Grande è la modestia de’ nostri calcoli. Quanto alle nostre ragioni, esse sono d’una evidenza tanto volgare, che noi non le abbiamo esposte se non per esattezza e per prevenire ogni critica.
È dunque provato a qualunque filosofo, per quanto egli sia calcolatore, che esiste in Francia una massa fluttuante di tre milioni d’uomini dell’età di diciassette anni almeno, e di cinquantadue anni al più, tutti ben vivi, ben dentati e ben decisi a mordere, mordenti e non chiedenti che di camminar forte e sodo nel sentiero del paradiso.

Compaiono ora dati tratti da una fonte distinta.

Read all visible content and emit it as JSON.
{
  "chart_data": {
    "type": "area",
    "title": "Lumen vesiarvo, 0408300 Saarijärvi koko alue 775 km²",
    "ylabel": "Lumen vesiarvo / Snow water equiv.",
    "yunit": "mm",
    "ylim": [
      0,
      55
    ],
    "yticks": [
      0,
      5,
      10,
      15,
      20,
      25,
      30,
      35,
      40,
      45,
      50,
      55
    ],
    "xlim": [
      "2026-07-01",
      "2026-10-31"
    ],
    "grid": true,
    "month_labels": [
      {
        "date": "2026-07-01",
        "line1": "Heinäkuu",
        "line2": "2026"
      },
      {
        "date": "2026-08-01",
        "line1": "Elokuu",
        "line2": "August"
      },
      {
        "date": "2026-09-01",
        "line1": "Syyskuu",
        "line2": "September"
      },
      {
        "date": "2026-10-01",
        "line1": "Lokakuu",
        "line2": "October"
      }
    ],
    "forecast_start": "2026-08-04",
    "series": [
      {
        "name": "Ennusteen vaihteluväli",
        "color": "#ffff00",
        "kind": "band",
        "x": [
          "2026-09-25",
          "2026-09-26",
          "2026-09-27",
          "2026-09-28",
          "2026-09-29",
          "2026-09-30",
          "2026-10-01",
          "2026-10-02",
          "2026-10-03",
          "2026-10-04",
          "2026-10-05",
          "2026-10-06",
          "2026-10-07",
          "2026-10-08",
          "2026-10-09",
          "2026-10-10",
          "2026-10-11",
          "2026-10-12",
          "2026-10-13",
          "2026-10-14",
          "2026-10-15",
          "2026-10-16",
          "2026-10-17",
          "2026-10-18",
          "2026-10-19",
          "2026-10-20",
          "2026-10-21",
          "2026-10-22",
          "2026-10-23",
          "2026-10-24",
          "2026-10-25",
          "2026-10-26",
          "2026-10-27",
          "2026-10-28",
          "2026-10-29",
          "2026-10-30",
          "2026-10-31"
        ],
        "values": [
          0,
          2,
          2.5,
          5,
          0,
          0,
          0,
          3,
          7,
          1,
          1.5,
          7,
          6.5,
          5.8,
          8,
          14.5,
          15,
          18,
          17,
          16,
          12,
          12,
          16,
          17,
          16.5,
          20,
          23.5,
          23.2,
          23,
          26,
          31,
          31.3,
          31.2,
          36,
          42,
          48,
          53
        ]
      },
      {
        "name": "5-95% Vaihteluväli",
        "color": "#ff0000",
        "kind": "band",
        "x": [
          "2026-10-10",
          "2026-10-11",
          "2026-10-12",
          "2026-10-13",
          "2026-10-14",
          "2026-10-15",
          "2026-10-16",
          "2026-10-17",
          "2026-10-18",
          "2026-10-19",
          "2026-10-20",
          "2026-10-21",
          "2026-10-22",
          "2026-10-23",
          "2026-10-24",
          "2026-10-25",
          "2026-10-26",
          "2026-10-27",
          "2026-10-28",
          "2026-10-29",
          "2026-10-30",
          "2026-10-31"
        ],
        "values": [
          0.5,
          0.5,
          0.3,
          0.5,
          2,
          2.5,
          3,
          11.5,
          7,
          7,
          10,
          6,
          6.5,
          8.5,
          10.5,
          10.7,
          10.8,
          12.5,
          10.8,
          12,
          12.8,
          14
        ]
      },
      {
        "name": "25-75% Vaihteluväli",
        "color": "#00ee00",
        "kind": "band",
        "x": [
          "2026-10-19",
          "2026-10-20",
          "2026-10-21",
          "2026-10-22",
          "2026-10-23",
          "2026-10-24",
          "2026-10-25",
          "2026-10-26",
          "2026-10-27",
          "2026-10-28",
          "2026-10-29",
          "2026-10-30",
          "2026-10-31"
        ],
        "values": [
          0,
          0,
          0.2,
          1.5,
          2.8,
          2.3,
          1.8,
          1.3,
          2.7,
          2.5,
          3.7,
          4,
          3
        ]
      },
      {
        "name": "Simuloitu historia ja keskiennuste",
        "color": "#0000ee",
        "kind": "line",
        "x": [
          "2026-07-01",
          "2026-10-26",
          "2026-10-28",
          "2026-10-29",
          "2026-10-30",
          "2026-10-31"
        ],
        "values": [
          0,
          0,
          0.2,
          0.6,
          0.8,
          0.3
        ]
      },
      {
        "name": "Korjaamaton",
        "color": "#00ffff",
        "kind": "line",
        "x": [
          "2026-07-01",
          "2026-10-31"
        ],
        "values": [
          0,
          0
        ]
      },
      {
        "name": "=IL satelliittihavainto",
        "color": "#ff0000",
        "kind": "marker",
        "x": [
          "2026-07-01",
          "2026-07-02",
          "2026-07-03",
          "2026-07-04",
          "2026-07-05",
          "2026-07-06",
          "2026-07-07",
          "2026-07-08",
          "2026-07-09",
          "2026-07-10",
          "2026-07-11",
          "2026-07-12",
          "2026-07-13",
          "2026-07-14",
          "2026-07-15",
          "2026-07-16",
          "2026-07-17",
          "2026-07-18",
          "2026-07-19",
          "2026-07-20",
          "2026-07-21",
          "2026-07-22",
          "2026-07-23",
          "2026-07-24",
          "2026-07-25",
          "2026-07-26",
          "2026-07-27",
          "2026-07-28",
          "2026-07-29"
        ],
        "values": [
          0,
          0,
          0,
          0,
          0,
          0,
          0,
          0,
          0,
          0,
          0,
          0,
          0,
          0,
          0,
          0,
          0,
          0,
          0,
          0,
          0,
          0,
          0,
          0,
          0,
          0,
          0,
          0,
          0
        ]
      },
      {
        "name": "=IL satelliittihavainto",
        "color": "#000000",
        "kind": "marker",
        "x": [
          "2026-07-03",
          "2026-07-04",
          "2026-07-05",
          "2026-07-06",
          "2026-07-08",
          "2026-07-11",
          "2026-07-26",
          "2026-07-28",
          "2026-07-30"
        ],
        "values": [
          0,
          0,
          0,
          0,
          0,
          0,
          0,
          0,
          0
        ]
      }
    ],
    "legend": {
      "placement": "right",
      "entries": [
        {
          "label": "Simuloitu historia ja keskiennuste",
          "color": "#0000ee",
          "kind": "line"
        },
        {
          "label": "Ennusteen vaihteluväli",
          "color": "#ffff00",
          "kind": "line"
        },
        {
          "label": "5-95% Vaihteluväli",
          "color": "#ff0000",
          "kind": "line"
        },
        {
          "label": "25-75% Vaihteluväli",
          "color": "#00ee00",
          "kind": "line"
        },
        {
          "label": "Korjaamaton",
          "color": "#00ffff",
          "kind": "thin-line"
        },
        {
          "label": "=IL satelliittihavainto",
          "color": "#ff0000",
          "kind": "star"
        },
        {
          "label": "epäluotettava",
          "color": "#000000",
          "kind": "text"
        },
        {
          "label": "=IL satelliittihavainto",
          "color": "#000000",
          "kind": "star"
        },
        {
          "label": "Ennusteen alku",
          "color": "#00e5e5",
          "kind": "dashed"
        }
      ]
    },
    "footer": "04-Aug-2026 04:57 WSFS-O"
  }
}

Le osservazioni già fatte, ci autorizzano a separare da questa massa un milione di mariti. Supponiamo un istante, che soddisfatti e sempre felici, come il nostro marito modello, quelli là si contentino dell’amore conjugale.
Ma la nostra massa di celibi, non ha bisogno di cinque soldi di rendita per fare all’amore;
Ma basta ad un uomo d’aver buon piede e buon occhio per distaccare il ritratto d’un marito;
Non è necessario che egli abbia una graziosa fisionomia, e che sia ben fatto;
Ma purchè un uomo abbia spirito, una figura distinta e della disinvoltura, le donne non gli dimandano giammai di dove esce, ma dove vuole andare;
Ma le attrattive della gioventù sono l’unico bagaglio dell’amore;
Ma un vestiario dovuto a Buisson, un pajo di guanti presi da Boivin, degli stivali eleganti che l’industriale trema d’aver forniti, e una cravatta bene annodata, bastano ad un uomo per diventare il re d’un salone;
Ma finalmente, i militari, quantunque la smania per le spalline e li alamari sia caduta molto in ribasso, i militari non formano essi già, di per sè stessi, una formidabile legione di celibi? Senza parlare di Eginhard, poichè era un segretario particolare, un giornale non ha riportato ultimamente che una principessa di Germania aveva lasciato il suo patrimonio ad un semplice luogotenente dei corazzieri della guardia imperiale?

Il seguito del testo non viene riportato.